A multi-strain design with a qualitative end-point
A screening experiment using a single strain, whether isogenic or outbred, can be criticised because the strain may be resistant to the test chemical. There are many examples. The figure below shows the percentage of rats with prostate tumours following treatment with 3,2′-dimethyl-4-aminobiphenyl (Shirai et al 1990). Note that in this case the outbred Wistar stock is completely resistant and the CD (an outbred Sprague-Dawley stock) is relatively resistant. In contrast, the inbred F344 strain is highly susceptible, with 48% of the animals developing tumours. With other compounds strain F344 may be more resistant that other strains. Thus, if an inbred strain or outbred stock is chosen at random for carcinogenesis screening, there may be a false negative result because the strain happens to be resistant.

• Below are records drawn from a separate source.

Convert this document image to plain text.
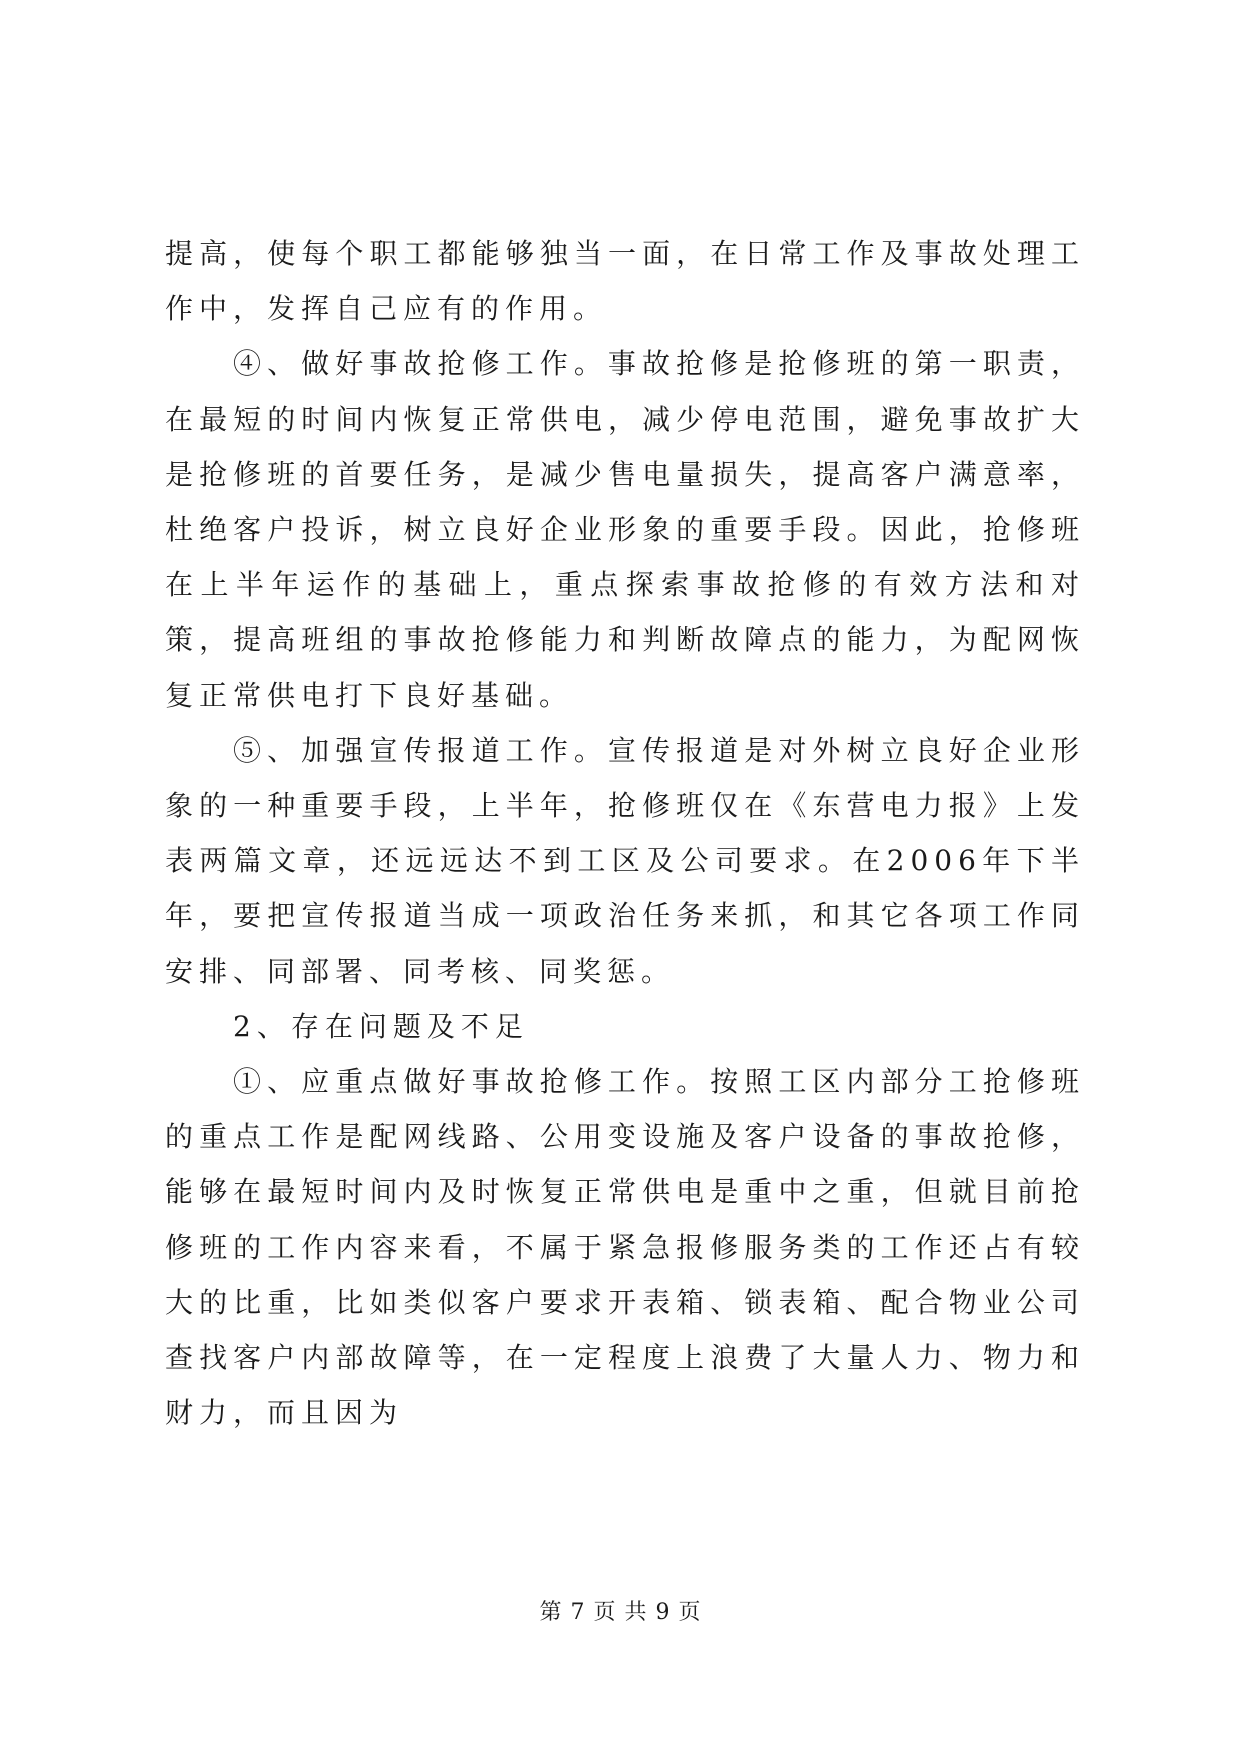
提高，使每个职工都能够独当一面，在日常工作及事故处理工作中，发挥自己应有的作用。

④、做好事故抢修工作。事故抢修是抢修班的第一职责，在最短的时间内恢复正常供电，减少停电范围，避免事故扩大是抢修班的首要任务，是减少售电量损失，提高客户满意率，杜绝客户投诉，树立良好企业形象的重要手段。因此，抢修班在上半年运作的基础上，重点探索事故抢修的有效方法和对策，提高班组的事故抢修能力和判断故障点的能力，为配网恢复正常供电打下良好基础。

⑤、加强宣传报道工作。宣传报道是对外树立良好企业形象的一种重要手段，上半年，抢修班仅在《东营电力报》上发表两篇文章，还远远达不到工区及公司要求。在2006年下半年，要把宣传报道当成一项政治任务来抓，和其它各项工作同安排、同部署、同考核、同奖惩。

2、存在问题及不足

①、应重点做好事故抢修工作。按照工区内部分工抢修班的重点工作是配网线路、公用变设施及客户设备的事故抢修，能够在最短时间内及时恢复正常供电是重中之重，但就目前抢修班的工作内容来看，不属于紧急报修服务类的工作还占有较大的比重，比如类似客户要求开表箱、锁表箱、配合物业公司查找客户内部故障等，在一定程度上浪费了大量人力、物力和财力，而且因为

第 7 页 共 9 页
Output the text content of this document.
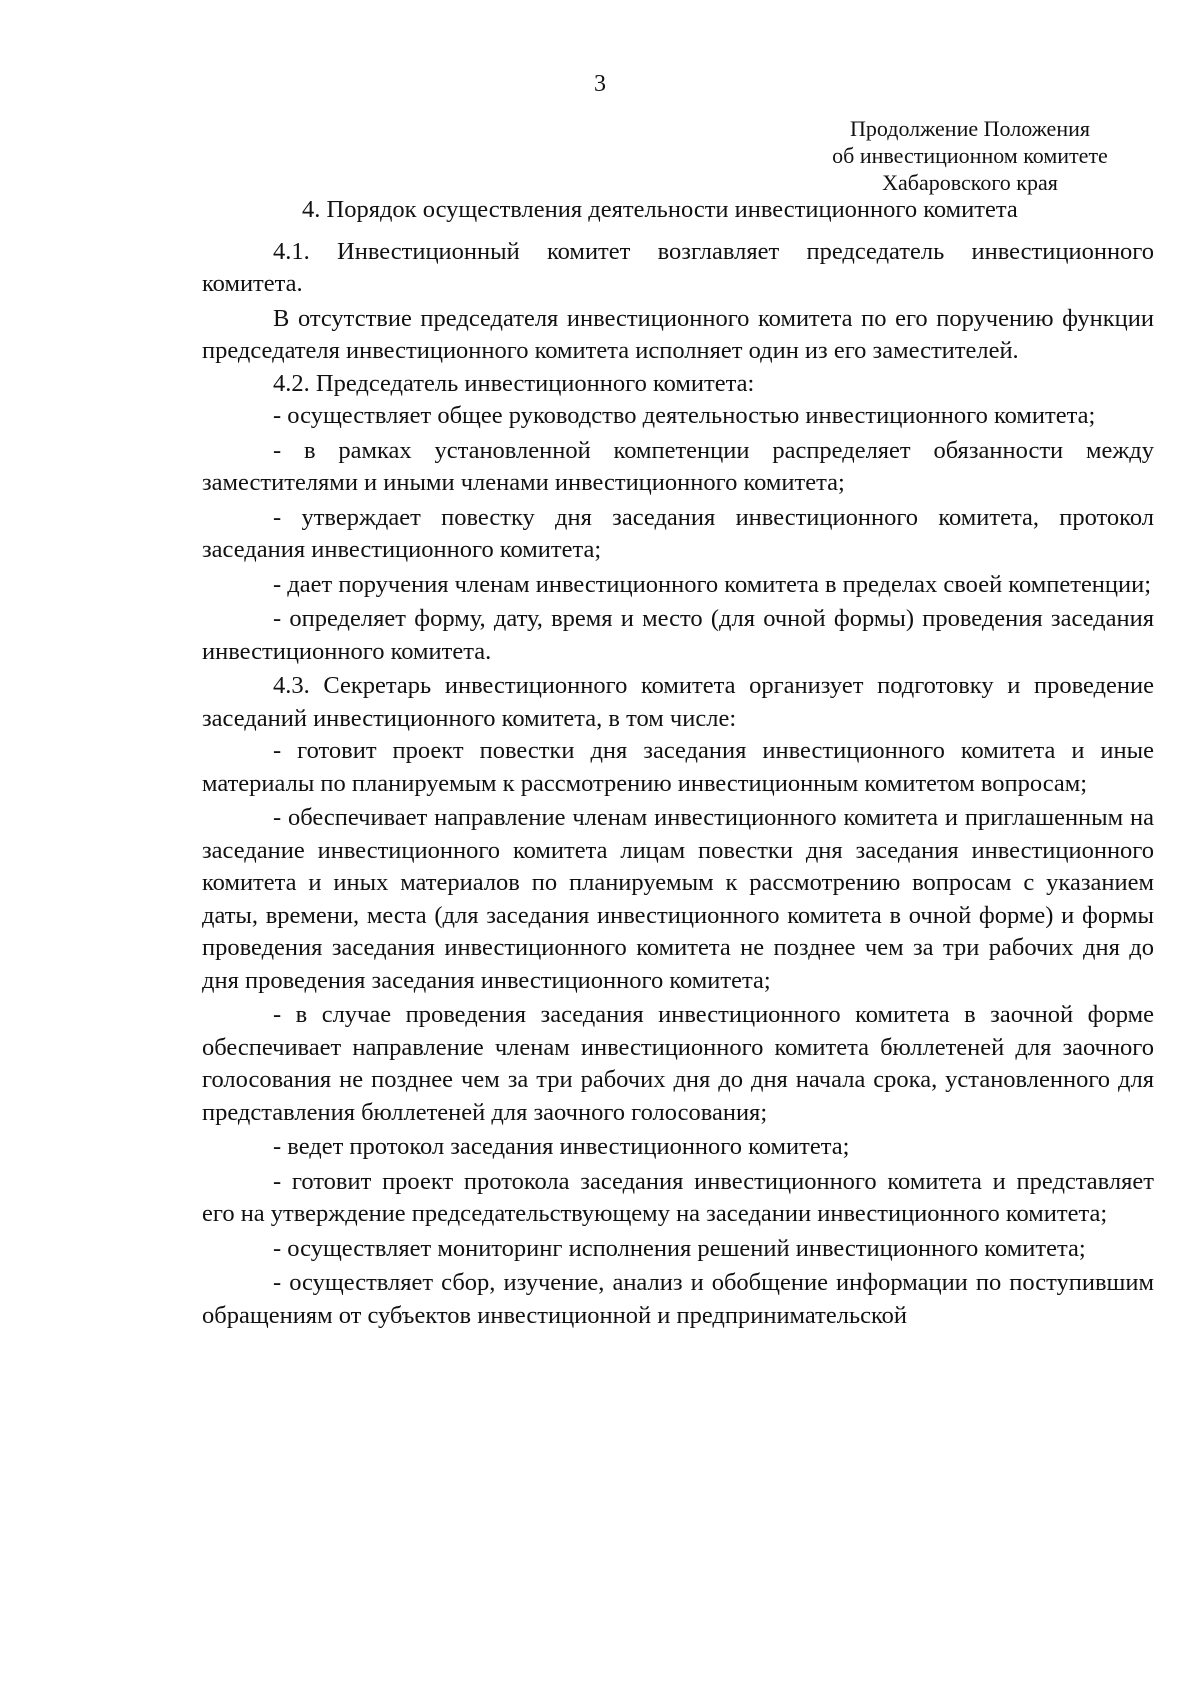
3
Продолжение Положения
об инвестиционном комитете
Хабаровского края
4. Порядок осуществления деятельности инвестиционного комитета

4.1. Инвестиционный комитет возглавляет председатель инвестиционного комитета.

В отсутствие председателя инвестиционного комитета по его поручению функции председателя инвестиционного комитета исполняет один из его заместителей.

4.2. Председатель инвестиционного комитета:

- осуществляет общее руководство деятельностью инвестиционного комитета;

- в рамках установленной компетенции распределяет обязанности между заместителями и иными членами инвестиционного комитета;

- утверждает повестку дня заседания инвестиционного комитета, протокол заседания инвестиционного комитета;

- дает поручения членам инвестиционного комитета в пределах своей компетенции;

- определяет форму, дату, время и место (для очной формы) проведения заседания инвестиционного комитета.

4.3. Секретарь инвестиционного комитета организует подготовку и проведение заседаний инвестиционного комитета, в том числе:

- готовит проект повестки дня заседания инвестиционного комитета и иные материалы по планируемым к рассмотрению инвестиционным комитетом вопросам;

- обеспечивает направление членам инвестиционного комитета и приглашенным на заседание инвестиционного комитета лицам повестки дня заседания инвестиционного комитета и иных материалов по планируемым к рассмотрению вопросам с указанием даты, времени, места (для заседания инвестиционного комитета в очной форме) и формы проведения заседания инвестиционного комитета не позднее чем за три рабочих дня до дня проведения заседания инвестиционного комитета;

- в случае проведения заседания инвестиционного комитета в заочной форме обеспечивает направление членам инвестиционного комитета бюллетеней для заочного голосования не позднее чем за три рабочих дня до дня начала срока, установленного для представления бюллетеней для заочного голосования;

- ведет протокол заседания инвестиционного комитета;

- готовит проект протокола заседания инвестиционного комитета и представляет его на утверждение председательствующему на заседании инвестиционного комитета;

- осуществляет мониторинг исполнения решений инвестиционного комитета;

- осуществляет сбор, изучение, анализ и обобщение информации по поступившим обращениям от субъектов инвестиционной и предпринимательской
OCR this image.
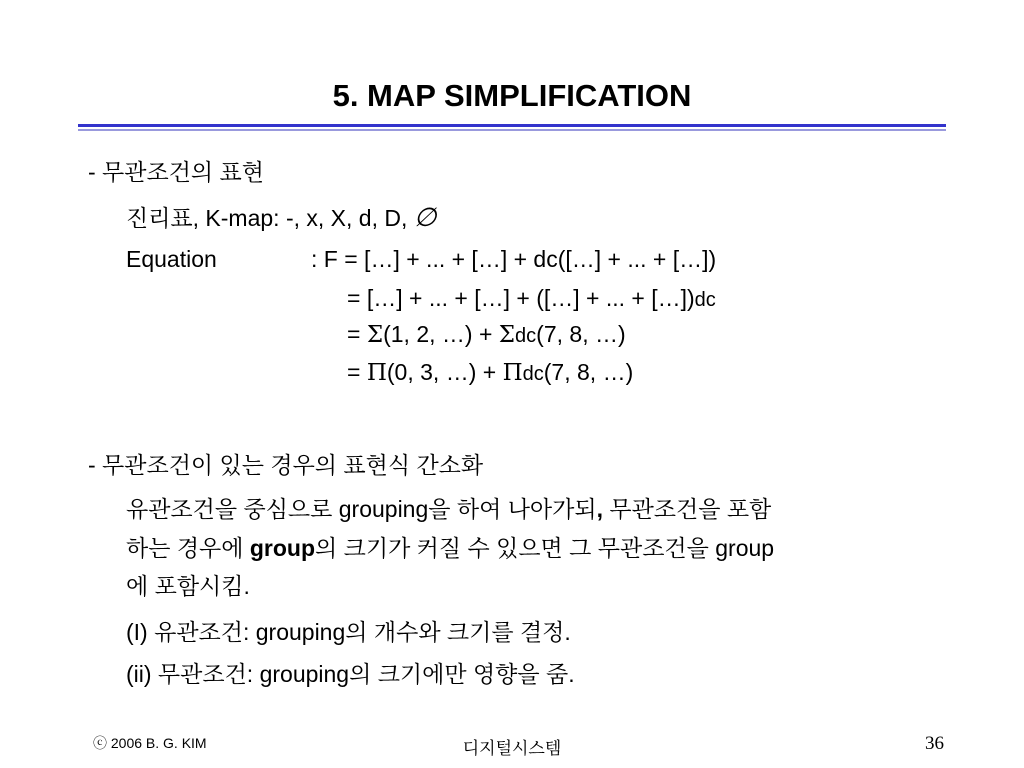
5. MAP SIMPLIFICATION
- 무관조건의 표현
진리표, K-map: -, x, X, d, D, ∅
Equation	: F = […] + ... + […] + dc([…] + ... + […])
= […] + ... + […] + ([…] + ... + […])dc
= Σ(1, 2, …) + Σdc(7, 8, …)
= Π(0, 3, …) + Πdc(7, 8, …)
- 무관조건이 있는 경우의 표현식 간소화
유관조건을 중심으로 grouping을 하여 나아가되, 무관조건을 포함
하는 경우에 group의 크기가 커질 수 있으면 그 무관조건을 group
에 포함시킴.
(I) 유관조건: grouping의 개수와 크기를 결정.
(ii) 무관조건: grouping의 크기에만 영향을 줌.
ⓒ 2006 B. G. KIM	디지털시스템	36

The alternative is to use several strains but the same total number of animals (Festing 1995, references given below). Carcinogenesis bioassays usually have a control and three dose levels related to the maximum tolerated dose with 50 animals of each sex in each dose group. Felton & Gaylor (1989) investigated the statistical implications of using more than one stain in this type of study and concluded that it is generally more powerful than one using only a single strain, and that the more strains that are used, the more powerful the experiment becomes. It is only less powerful if the experiment would have been done using the most sensitive strain, which is unlikely as there is no a priori way of determining whether a strain will be sensitive.
The reasons for this can be seen in the Figure. For simplicity, consider only a single group of 50 control and 50 treated rats. Assuming that these five rat strains and stocks are representative of all rat strains and stocks, and that a single strain or stock is chosen at random for the screening experiment. Then there would be greater than a 1/5 chance that the carcinogenic effect would be missed (7% in the CD colony, or 3-4 rats out of 50 is on the edge of being undetectable). However, if the test population consisted of ten rats of each of the five strains, then the incidence of tumours would be 21% in the treated group, and this would easily be picked up.
It is easy to see that the multi-strain study using the same total number of animals would be statistically more powerful than one using a single outbred or isogenic strain.
Felton,R.P. and Gaylor,D.W. (1989): Multistrain experiments for screening toxi substances. Journal of Toxicology and Environmental Health, 26:399-411.
Festing,M.F. (1995): Use of a multistrain assay could improve the NTP carcinogenesis bioassay. Environ.Health Perspect., 103:44-52.
Shirai,T., Nakamura,A., Fukushima,S., Yamamoto,A., Tada,M., and Ito,N. (1990): Different carcinogenic responses in a variety of organs, including the prostate, of five different rat strains given 3,2′-dimethyl-4-aminobiphenyl. Carcinogenesis, 11:793-797.